Serrette was Vice President of CWA Local 1101 in New York City. He led the longest and most militant strike against the New York Telephone company, which lasted seven months (July 14, 1971, through February 16, 1972). In 1972 (while Vice President of the Local), Serrette (among other black leaders) sought for the AFL-CIO to recognize the Coalition of Black Trade Unionists (CBTU).

He also was the CWA’s Education Specialist, and in 2002 was the president of the United Association for Labor Education.

As a longtime activist and trade unionist, Serrette led struggles in the Harlem community against the closing of Sydenham Hospital, and chaired the Committee to save the Schomburg Center for Research in Black Culture.

== 1984 presidential run ==

Serrette’s presidential campaign began in 1983, four months before Jesse Jackson’s campaign began. At the time, he was working as a technician for the New York Telephone Company, and had been active with the union for over 20 years (especially organizing black workers). He was also divorced with seven children ages 1 to 22. Serrette took a leave from his job, running the campaign from his small apartment on West 102nd Street in New York.

Serrette was first recruited as a presidential candidate by the Consumer Party of Pennsylvania's chairman, Max Weiner.
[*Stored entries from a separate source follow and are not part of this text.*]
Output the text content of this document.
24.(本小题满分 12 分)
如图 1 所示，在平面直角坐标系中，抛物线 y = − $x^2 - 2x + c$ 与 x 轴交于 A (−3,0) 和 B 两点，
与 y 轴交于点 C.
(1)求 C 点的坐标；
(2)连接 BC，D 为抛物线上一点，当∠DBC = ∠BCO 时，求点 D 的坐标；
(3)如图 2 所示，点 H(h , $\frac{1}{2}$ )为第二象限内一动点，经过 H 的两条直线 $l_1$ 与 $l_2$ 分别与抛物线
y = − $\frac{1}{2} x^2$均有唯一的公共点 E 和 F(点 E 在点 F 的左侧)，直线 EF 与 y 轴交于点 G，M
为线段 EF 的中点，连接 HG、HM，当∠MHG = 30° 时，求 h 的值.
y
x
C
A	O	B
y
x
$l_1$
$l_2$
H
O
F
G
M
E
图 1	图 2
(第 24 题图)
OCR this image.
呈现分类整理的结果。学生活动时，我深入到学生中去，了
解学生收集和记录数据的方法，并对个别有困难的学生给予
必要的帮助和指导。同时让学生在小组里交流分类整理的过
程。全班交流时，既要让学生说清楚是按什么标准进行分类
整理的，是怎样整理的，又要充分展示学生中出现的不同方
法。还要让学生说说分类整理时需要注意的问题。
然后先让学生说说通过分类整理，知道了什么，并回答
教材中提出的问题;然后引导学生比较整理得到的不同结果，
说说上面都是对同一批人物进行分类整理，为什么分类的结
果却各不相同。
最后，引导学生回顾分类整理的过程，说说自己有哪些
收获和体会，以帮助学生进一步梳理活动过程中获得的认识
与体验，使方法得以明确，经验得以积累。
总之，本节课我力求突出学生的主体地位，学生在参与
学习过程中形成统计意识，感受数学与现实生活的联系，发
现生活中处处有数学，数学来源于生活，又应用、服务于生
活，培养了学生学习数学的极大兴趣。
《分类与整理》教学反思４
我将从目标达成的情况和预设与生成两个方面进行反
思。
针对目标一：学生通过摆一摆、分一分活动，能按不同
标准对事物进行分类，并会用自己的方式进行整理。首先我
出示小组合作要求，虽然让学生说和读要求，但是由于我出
He was later recruited by Peter Diamondstone, chairman of the Liberty Union Party of Vermont.

Serrette believed that only an independent party (not working with either major party) could make the changes needed to help black people. Serrette described his platform as “people before profits”, favoring a “jobs-for-all” policy, and providing additional support for housing, health care, and social programs.

His goal was not to win the election, but more to help draw voters away from the major parties. Serrette also sought to help build a black-led party, which could nominate Jesse Jackson for president in the 1988 election.

His campaign was grassroots, where he met many voters in their homes. Serrette gained support in Chicago and Mississippi. As a presidential candidate, his running mate was Nancy Ross, a Jewish activist and former schoolteacher from Queens who ran for Governor in 1982.

He was on the ballot in 33 states and received 46,809 votes in the 1984 Presidential election, or .05 percent of the popular vote. Serrette was critical of the New Alliance Party and their operations after the election and left the group.